While we have not seen investments from VCs that were really active in the past, such as IDG Ventures Vietnam , new VC players in the Vietnamese startup ecosystem are bullish on the opportunities foreseen in the country.
“So long as there is liquidity around the world, and Southeast Asia remains a region with growth promises, there is no reason why Vietnam is going to be left out from the radar screens of VCs,” Ng commented. He is assertive that Vietnam will be one of the countries that stay ahead of the race in the SEA region, as most things are aligned. “I don’t have any number with me because it is so hard to predict now for many new comers, not just VCs, have entered to space, but there will be exponential growth for sure.”

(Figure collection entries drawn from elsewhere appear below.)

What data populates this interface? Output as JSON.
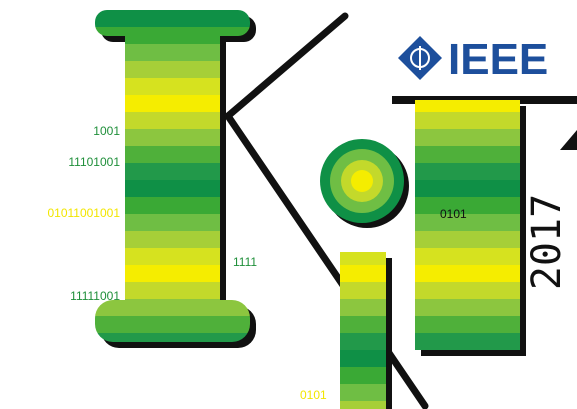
{
  "logo": {
    "brand": "IEEE",
    "year": "2017"
  },
  "binary_labels": [
    "1001",
    "11101001",
    "01011001001",
    "1111",
    "11111001",
    "0101",
    "0101"
  ]
}
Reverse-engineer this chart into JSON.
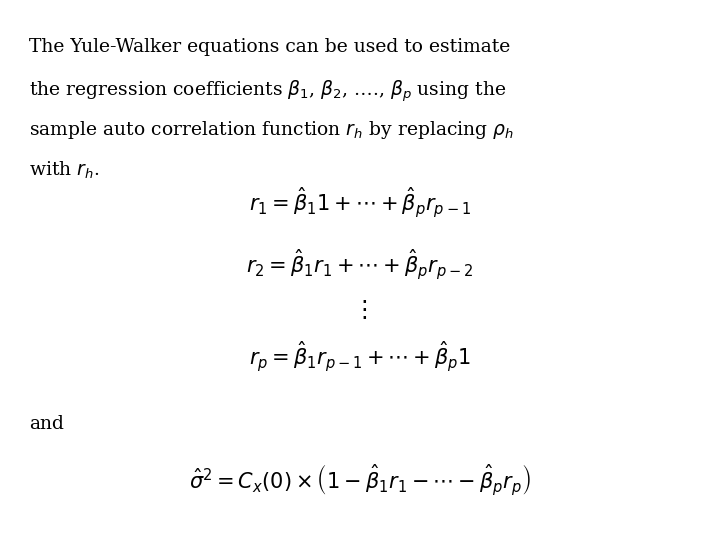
{
  "background_color": "#ffffff",
  "text_color": "#000000",
  "figsize": [
    7.2,
    5.4
  ],
  "dpi": 100,
  "paragraph_text": "The Yule-Walker equations can be used to estimate\nthe regression coefficients $\\beta_1$, $\\beta_2$, ..., $\\beta_p$ using the\nsample auto correlation function $r_h$ by replacing $\\rho_h$\nwith $r_h$.",
  "eq1": "$r_1 = \\hat{\\beta}_1 1 + \\cdots + \\hat{\\beta}_p r_{p-1}$",
  "eq2": "$r_2 = \\hat{\\beta}_1 r_1 + \\cdots + \\hat{\\beta}_p r_{p-2}$",
  "eq_vdots": "$\\vdots$",
  "eq3": "$r_p = \\hat{\\beta}_1 r_{p-1} + \\cdots + \\hat{\\beta}_p 1$",
  "eq_and": "and",
  "eq4": "$\\hat{\\sigma}^2 = C_x(0) \\times \\left(1 - \\hat{\\beta}_1 r_1 - \\cdots - \\hat{\\beta}_p r_p\\right)$",
  "para_fontsize": 13.5,
  "eq_fontsize": 15,
  "and_fontsize": 13.5
}
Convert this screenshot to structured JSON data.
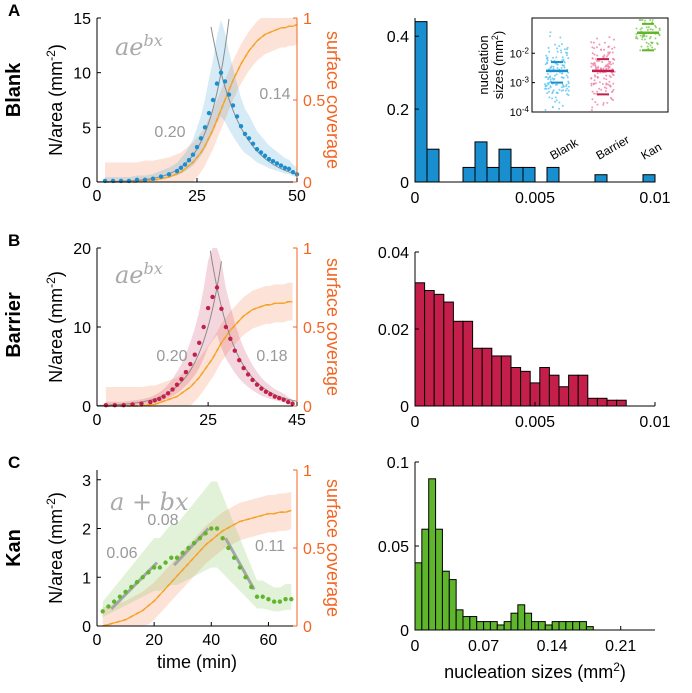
{
  "colors": {
    "blank": "#1a8fcf",
    "barrier": "#c41e4a",
    "kan": "#5fb52b",
    "orange": "#f26522",
    "fit": "#f5a623",
    "gray": "#8c8c8c"
  },
  "chart_data": [
    {
      "panel": "A",
      "row_label": "Blank",
      "type": "scatter",
      "formula": "ae^{bx}",
      "rate_labels": [
        "0.20",
        "0.14"
      ],
      "xlabel": "",
      "ylabel": "N/area (mm⁻²)",
      "y2label": "surface coverage",
      "xlim": [
        0,
        50
      ],
      "ylim": [
        0,
        15
      ],
      "y2lim": [
        0,
        1
      ],
      "xticks": [
        "0",
        "25",
        "50"
      ],
      "yticks": [
        "0",
        "5",
        "10",
        "15"
      ],
      "y2ticks": [
        "0",
        "0.5",
        "1"
      ],
      "x": [
        2,
        4,
        6,
        8,
        10,
        12,
        14,
        16,
        18,
        20,
        21,
        22,
        23,
        24,
        25,
        26,
        27,
        28,
        29,
        30,
        31,
        32,
        33,
        34,
        35,
        36,
        37,
        38,
        39,
        40,
        41,
        42,
        43,
        44,
        45,
        46,
        47,
        48,
        49,
        50
      ],
      "y": [
        0.1,
        0.1,
        0.1,
        0.1,
        0.2,
        0.2,
        0.3,
        0.5,
        0.7,
        1.0,
        1.3,
        1.6,
        2.0,
        2.5,
        3.2,
        4.0,
        5.0,
        6.3,
        7.5,
        9.0,
        10.0,
        9.2,
        8.0,
        7.0,
        6.0,
        5.1,
        4.4,
        4.0,
        3.5,
        3.0,
        2.7,
        2.4,
        2.1,
        1.9,
        1.7,
        1.5,
        1.3,
        1.2,
        0.9,
        0.7
      ],
      "coverage": [
        0,
        0,
        0,
        0,
        0,
        0.01,
        0.01,
        0.02,
        0.03,
        0.05,
        0.06,
        0.08,
        0.1,
        0.12,
        0.15,
        0.18,
        0.22,
        0.27,
        0.32,
        0.38,
        0.44,
        0.5,
        0.56,
        0.62,
        0.67,
        0.72,
        0.76,
        0.8,
        0.83,
        0.86,
        0.88,
        0.9,
        0.91,
        0.92,
        0.93,
        0.94,
        0.94,
        0.95,
        0.95,
        0.96
      ]
    },
    {
      "panel": "A",
      "type": "bar",
      "xlim": [
        0,
        0.01
      ],
      "ylim": [
        0,
        0.45
      ],
      "xticks": [
        "0",
        "0.005",
        "0.01"
      ],
      "yticks": [
        "0",
        "0.2",
        "0.4"
      ],
      "bin_width": 0.0005,
      "values": [
        0.44,
        0.09,
        0,
        0,
        0.04,
        0.11,
        0.04,
        0.09,
        0.04,
        0.04,
        0,
        0.04,
        0,
        0,
        0,
        0.02,
        0,
        0,
        0,
        0.02
      ]
    },
    {
      "panel": "A-inset",
      "type": "scatter",
      "ylabel": "nucleation sizes (mm²)",
      "categories": [
        "Blank",
        "Barrier",
        "Kan"
      ],
      "yticks": [
        "10⁻⁴",
        "10⁻³",
        "10⁻²"
      ],
      "medians_log10": [
        -2.6,
        -2.6,
        -1.3
      ],
      "lows_log10": [
        -3.0,
        -3.4,
        -1.9
      ],
      "highs_log10": [
        -2.3,
        -2.2,
        -1.0
      ]
    },
    {
      "panel": "B",
      "row_label": "Barrier",
      "type": "scatter",
      "formula": "ae^{bx}",
      "rate_labels": [
        "0.20",
        "0.18"
      ],
      "xlabel": "",
      "ylabel": "N/area (mm⁻²)",
      "y2label": "surface coverage",
      "xlim": [
        0,
        45
      ],
      "ylim": [
        0,
        20
      ],
      "y2lim": [
        0,
        1
      ],
      "xticks": [
        "0",
        "25",
        "45"
      ],
      "yticks": [
        "0",
        "10",
        "20"
      ],
      "y2ticks": [
        "0",
        "0.5",
        "1"
      ],
      "x": [
        2,
        4,
        6,
        8,
        10,
        12,
        13,
        14,
        15,
        16,
        17,
        18,
        19,
        20,
        21,
        22,
        23,
        24,
        25,
        26,
        27,
        28,
        29,
        30,
        31,
        32,
        33,
        34,
        35,
        36,
        37,
        38,
        39,
        40,
        41,
        42,
        43,
        44
      ],
      "y": [
        0.1,
        0.1,
        0.1,
        0.2,
        0.3,
        0.5,
        0.7,
        0.9,
        1.2,
        1.6,
        2.1,
        2.7,
        3.4,
        4.3,
        5.3,
        6.5,
        8.0,
        10.0,
        12.4,
        13.8,
        15.0,
        12.3,
        10.0,
        8.5,
        7.0,
        5.8,
        4.8,
        4.0,
        3.3,
        2.7,
        2.2,
        1.8,
        1.5,
        1.2,
        1.0,
        0.8,
        0.5,
        0.3
      ],
      "coverage": [
        0,
        0,
        0,
        0,
        0,
        0.01,
        0.01,
        0.02,
        0.03,
        0.04,
        0.05,
        0.06,
        0.08,
        0.1,
        0.12,
        0.15,
        0.18,
        0.22,
        0.26,
        0.3,
        0.35,
        0.4,
        0.44,
        0.48,
        0.51,
        0.54,
        0.57,
        0.59,
        0.61,
        0.62,
        0.63,
        0.64,
        0.64,
        0.65,
        0.65,
        0.65,
        0.66,
        0.66
      ]
    },
    {
      "panel": "B",
      "type": "bar",
      "xlim": [
        0,
        0.01
      ],
      "ylim": [
        0,
        0.04
      ],
      "xticks": [
        "0",
        "0.005",
        "0.01"
      ],
      "yticks": [
        "0",
        "0.02",
        "0.04"
      ],
      "bin_width": 0.0004,
      "values": [
        0.032,
        0.03,
        0.029,
        0.027,
        0.022,
        0.022,
        0.015,
        0.015,
        0.013,
        0.013,
        0.01,
        0.009,
        0.006,
        0.01,
        0.008,
        0.005,
        0.008,
        0.008,
        0.002,
        0.002,
        0.0015,
        0.0015
      ]
    },
    {
      "panel": "C",
      "row_label": "Kan",
      "type": "scatter",
      "formula": "a + bx",
      "rate_labels": [
        "0.06",
        "0.08",
        "0.11"
      ],
      "xlabel": "time (min)",
      "ylabel": "N/area (mm⁻²)",
      "y2label": "surface coverage",
      "xlim": [
        0,
        70
      ],
      "ylim": [
        0,
        3.2
      ],
      "y2lim": [
        0,
        1
      ],
      "xticks": [
        "0",
        "20",
        "40",
        "60"
      ],
      "yticks": [
        "0",
        "1",
        "2",
        "3"
      ],
      "y2ticks": [
        "0",
        "0.5",
        "1"
      ],
      "x": [
        2,
        4,
        6,
        8,
        10,
        12,
        14,
        16,
        18,
        20,
        22,
        24,
        26,
        28,
        30,
        32,
        34,
        36,
        38,
        40,
        42,
        44,
        46,
        48,
        50,
        52,
        54,
        56,
        58,
        60,
        62,
        64,
        66,
        68
      ],
      "y": [
        0.3,
        0.4,
        0.5,
        0.6,
        0.7,
        0.8,
        0.9,
        1.0,
        1.1,
        1.2,
        1.2,
        1.3,
        1.4,
        1.4,
        1.5,
        1.6,
        1.7,
        1.8,
        1.9,
        2.0,
        2.0,
        1.8,
        1.6,
        1.4,
        1.2,
        1.0,
        0.8,
        0.6,
        0.6,
        0.55,
        0.5,
        0.5,
        0.55,
        0.55
      ],
      "coverage": [
        0,
        0.01,
        0.02,
        0.03,
        0.04,
        0.06,
        0.08,
        0.1,
        0.13,
        0.16,
        0.2,
        0.24,
        0.28,
        0.32,
        0.36,
        0.4,
        0.44,
        0.48,
        0.52,
        0.55,
        0.58,
        0.61,
        0.63,
        0.65,
        0.67,
        0.68,
        0.69,
        0.7,
        0.71,
        0.72,
        0.72,
        0.73,
        0.73,
        0.74
      ]
    },
    {
      "panel": "C",
      "type": "bar",
      "xlabel": "nucleation sizes (mm²)",
      "xlim": [
        0,
        0.245
      ],
      "ylim": [
        0,
        0.1
      ],
      "xticks": [
        "0",
        "0.07",
        "0.14",
        "0.21"
      ],
      "yticks": [
        "0",
        "0.05",
        "0.1"
      ],
      "bin_width": 0.007,
      "values": [
        0.04,
        0.06,
        0.09,
        0.06,
        0.035,
        0.03,
        0.012,
        0.008,
        0.008,
        0.005,
        0.005,
        0.005,
        0.003,
        0.005,
        0.01,
        0.015,
        0.01,
        0.005,
        0.005,
        0.003,
        0.005,
        0.005,
        0.005,
        0.005,
        0.005,
        0.002
      ]
    }
  ],
  "panel_letters": [
    "A",
    "B",
    "C"
  ]
}
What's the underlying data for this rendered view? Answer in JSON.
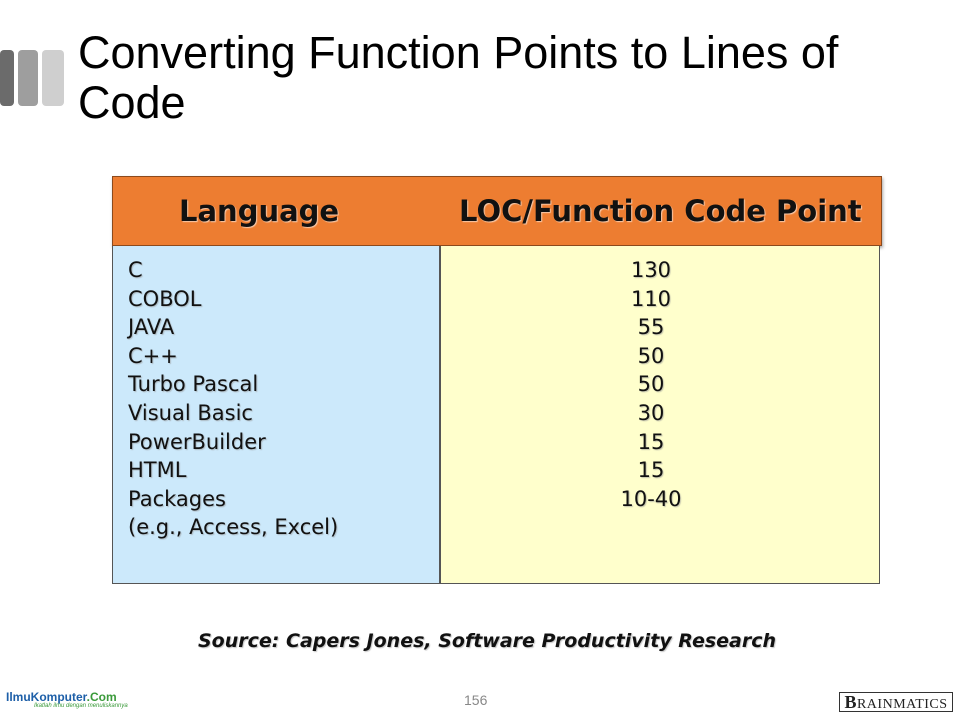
{
  "slide": {
    "title": "Converting Function Points to Lines of Code",
    "page_number": "156",
    "source": "Source: Capers Jones, Software Productivity Research"
  },
  "table": {
    "headers": {
      "language": "Language",
      "loc": "LOC/Function Code Point"
    },
    "rows": [
      {
        "language": "C",
        "loc": "130"
      },
      {
        "language": "COBOL",
        "loc": "110"
      },
      {
        "language": "JAVA",
        "loc": "55"
      },
      {
        "language": "C++",
        "loc": "50"
      },
      {
        "language": "Turbo Pascal",
        "loc": "50"
      },
      {
        "language": "Visual Basic",
        "loc": "30"
      },
      {
        "language": "PowerBuilder",
        "loc": "15"
      },
      {
        "language": "HTML",
        "loc": "15"
      },
      {
        "language": "Packages",
        "loc": "10-40"
      },
      {
        "language": "(e.g., Access, Excel)",
        "loc": ""
      }
    ],
    "colors": {
      "header": "#ed7d31",
      "left_column": "#cce9fb",
      "right_column": "#ffffcc"
    }
  },
  "footer": {
    "left_logo": {
      "name": "IlmuKomputer",
      "suffix": ".Com",
      "tagline": "Ikatlah ilmu dengan menuliskannya"
    },
    "right_logo": {
      "first": "B",
      "rest": "RAINMATICS"
    }
  }
}
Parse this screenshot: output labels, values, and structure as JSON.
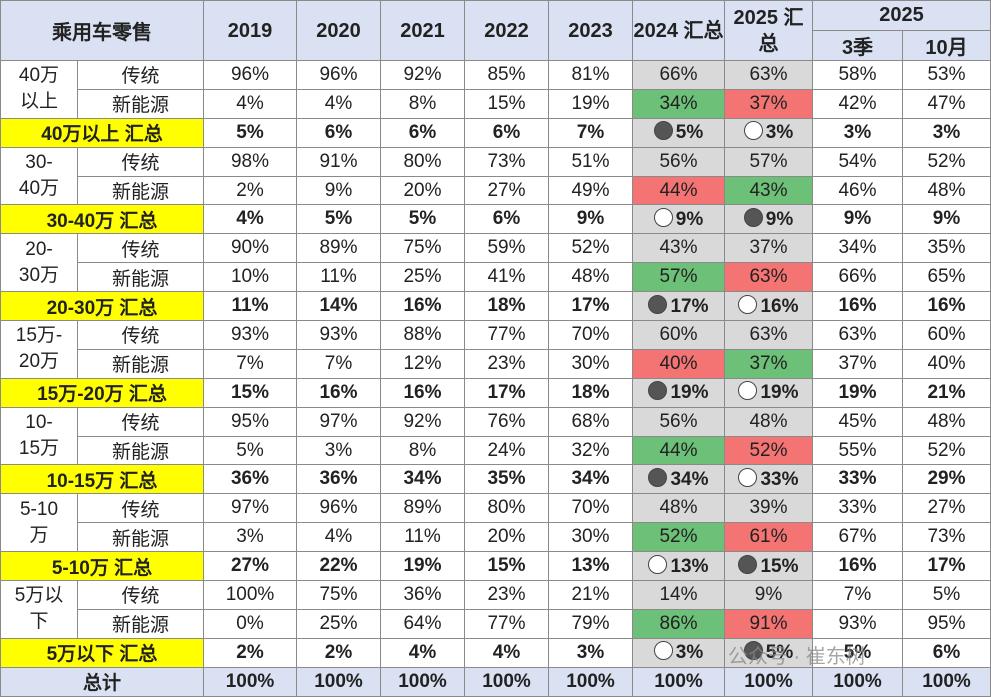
{
  "header": {
    "title": "乘用车零售",
    "columns": [
      "2019",
      "2020",
      "2021",
      "2022",
      "2023",
      "2024 汇总",
      "2025 汇总"
    ],
    "group": "2025",
    "subcolumns": [
      "3季",
      "10月"
    ]
  },
  "groups": [
    {
      "label_lines": [
        "40万",
        "以上"
      ],
      "rows": [
        {
          "type": "传统",
          "cells": [
            "96%",
            "96%",
            "92%",
            "85%",
            "81%",
            "66%",
            "63%",
            "58%",
            "53%"
          ]
        },
        {
          "type": "新能源",
          "cells": [
            "4%",
            "4%",
            "8%",
            "15%",
            "19%",
            "34%",
            "37%",
            "42%",
            "47%"
          ],
          "highlight": [
            "green",
            "red"
          ]
        }
      ],
      "summary": {
        "label": "40万以上 汇总",
        "cells": [
          "5%",
          "6%",
          "6%",
          "6%",
          "7%",
          "5%",
          "3%",
          "3%",
          "3%"
        ],
        "markers": [
          "filled",
          "hollow"
        ]
      }
    },
    {
      "label_lines": [
        "30-",
        "40万"
      ],
      "rows": [
        {
          "type": "传统",
          "cells": [
            "98%",
            "91%",
            "80%",
            "73%",
            "51%",
            "56%",
            "57%",
            "54%",
            "52%"
          ]
        },
        {
          "type": "新能源",
          "cells": [
            "2%",
            "9%",
            "20%",
            "27%",
            "49%",
            "44%",
            "43%",
            "46%",
            "48%"
          ],
          "highlight": [
            "red",
            "green"
          ]
        }
      ],
      "summary": {
        "label": "30-40万 汇总",
        "cells": [
          "4%",
          "5%",
          "5%",
          "6%",
          "9%",
          "9%",
          "9%",
          "9%",
          "9%"
        ],
        "markers": [
          "hollow",
          "filled"
        ]
      }
    },
    {
      "label_lines": [
        "20-",
        "30万"
      ],
      "rows": [
        {
          "type": "传统",
          "cells": [
            "90%",
            "89%",
            "75%",
            "59%",
            "52%",
            "43%",
            "37%",
            "34%",
            "35%"
          ]
        },
        {
          "type": "新能源",
          "cells": [
            "10%",
            "11%",
            "25%",
            "41%",
            "48%",
            "57%",
            "63%",
            "66%",
            "65%"
          ],
          "highlight": [
            "green",
            "red"
          ]
        }
      ],
      "summary": {
        "label": "20-30万 汇总",
        "cells": [
          "11%",
          "14%",
          "16%",
          "18%",
          "17%",
          "17%",
          "16%",
          "16%",
          "16%"
        ],
        "markers": [
          "filled",
          "hollow"
        ]
      }
    },
    {
      "label_lines": [
        "15万-",
        "20万"
      ],
      "rows": [
        {
          "type": "传统",
          "cells": [
            "93%",
            "93%",
            "88%",
            "77%",
            "70%",
            "60%",
            "63%",
            "63%",
            "60%"
          ]
        },
        {
          "type": "新能源",
          "cells": [
            "7%",
            "7%",
            "12%",
            "23%",
            "30%",
            "40%",
            "37%",
            "37%",
            "40%"
          ],
          "highlight": [
            "red",
            "green"
          ]
        }
      ],
      "summary": {
        "label": "15万-20万 汇总",
        "cells": [
          "15%",
          "16%",
          "16%",
          "17%",
          "18%",
          "19%",
          "19%",
          "19%",
          "21%"
        ],
        "markers": [
          "filled",
          "hollow"
        ]
      }
    },
    {
      "label_lines": [
        "10-",
        "15万"
      ],
      "rows": [
        {
          "type": "传统",
          "cells": [
            "95%",
            "97%",
            "92%",
            "76%",
            "68%",
            "56%",
            "48%",
            "45%",
            "48%"
          ]
        },
        {
          "type": "新能源",
          "cells": [
            "5%",
            "3%",
            "8%",
            "24%",
            "32%",
            "44%",
            "52%",
            "55%",
            "52%"
          ],
          "highlight": [
            "green",
            "red"
          ]
        }
      ],
      "summary": {
        "label": "10-15万 汇总",
        "cells": [
          "36%",
          "36%",
          "34%",
          "35%",
          "34%",
          "34%",
          "33%",
          "33%",
          "29%"
        ],
        "markers": [
          "filled",
          "hollow"
        ]
      }
    },
    {
      "label_lines": [
        "5-10",
        "万"
      ],
      "rows": [
        {
          "type": "传统",
          "cells": [
            "97%",
            "96%",
            "89%",
            "80%",
            "70%",
            "48%",
            "39%",
            "33%",
            "27%"
          ]
        },
        {
          "type": "新能源",
          "cells": [
            "3%",
            "4%",
            "11%",
            "20%",
            "30%",
            "52%",
            "61%",
            "67%",
            "73%"
          ],
          "highlight": [
            "green",
            "red"
          ]
        }
      ],
      "summary": {
        "label": "5-10万 汇总",
        "cells": [
          "27%",
          "22%",
          "19%",
          "15%",
          "13%",
          "13%",
          "15%",
          "16%",
          "17%"
        ],
        "markers": [
          "hollow",
          "filled"
        ]
      }
    },
    {
      "label_lines": [
        "5万以",
        "下"
      ],
      "rows": [
        {
          "type": "传统",
          "cells": [
            "100%",
            "75%",
            "36%",
            "23%",
            "21%",
            "14%",
            "9%",
            "7%",
            "5%"
          ]
        },
        {
          "type": "新能源",
          "cells": [
            "0%",
            "25%",
            "64%",
            "77%",
            "79%",
            "86%",
            "91%",
            "93%",
            "95%"
          ],
          "highlight": [
            "green",
            "red"
          ]
        }
      ],
      "summary": {
        "label": "5万以下 汇总",
        "cells": [
          "2%",
          "2%",
          "4%",
          "4%",
          "3%",
          "3%",
          "5%",
          "5%",
          "6%"
        ],
        "markers": [
          "hollow",
          "filled"
        ]
      }
    }
  ],
  "total": {
    "label": "总计",
    "cells": [
      "100%",
      "100%",
      "100%",
      "100%",
      "100%",
      "100%",
      "100%",
      "100%",
      "100%"
    ]
  },
  "watermark": "公众号 · 崔东树"
}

Eddie is also optimistic that a lot more money will come to Vietnam, as he believes capital tends to flow to where it can make the best risk-adjusted return. Specifically he expects that, in the long-run, more seed-stage capital will come from country-focused angel investors (along with 500 Startups’ own funds). “We already see many local investors approaching the space, albeit some with cautious interest,” Eddie said.
Meanwhile, more capital for Series A investments onwards is hoped to come from regional and global funds and corporate investors, especially those from Japan, Korea, Singapore, and the US.
They are right, because not just to VCs, Vietnamese startups have become compelling to other foreign corporate entities, including South Korea’s Yello Mobile, which invested in marketing agency CleverAds and price comparison site Websosanh; Singapore’s internet company Garena, in July leading a series B round for Foody Corporation – which later in the month grabbed a series C funding from US-based VC firm Tiger Global Management; and Tokyo-based outsourcing company transcosmos, which acquired 30 per cent of e-commerce platform Hotdeal in a deal inked last month.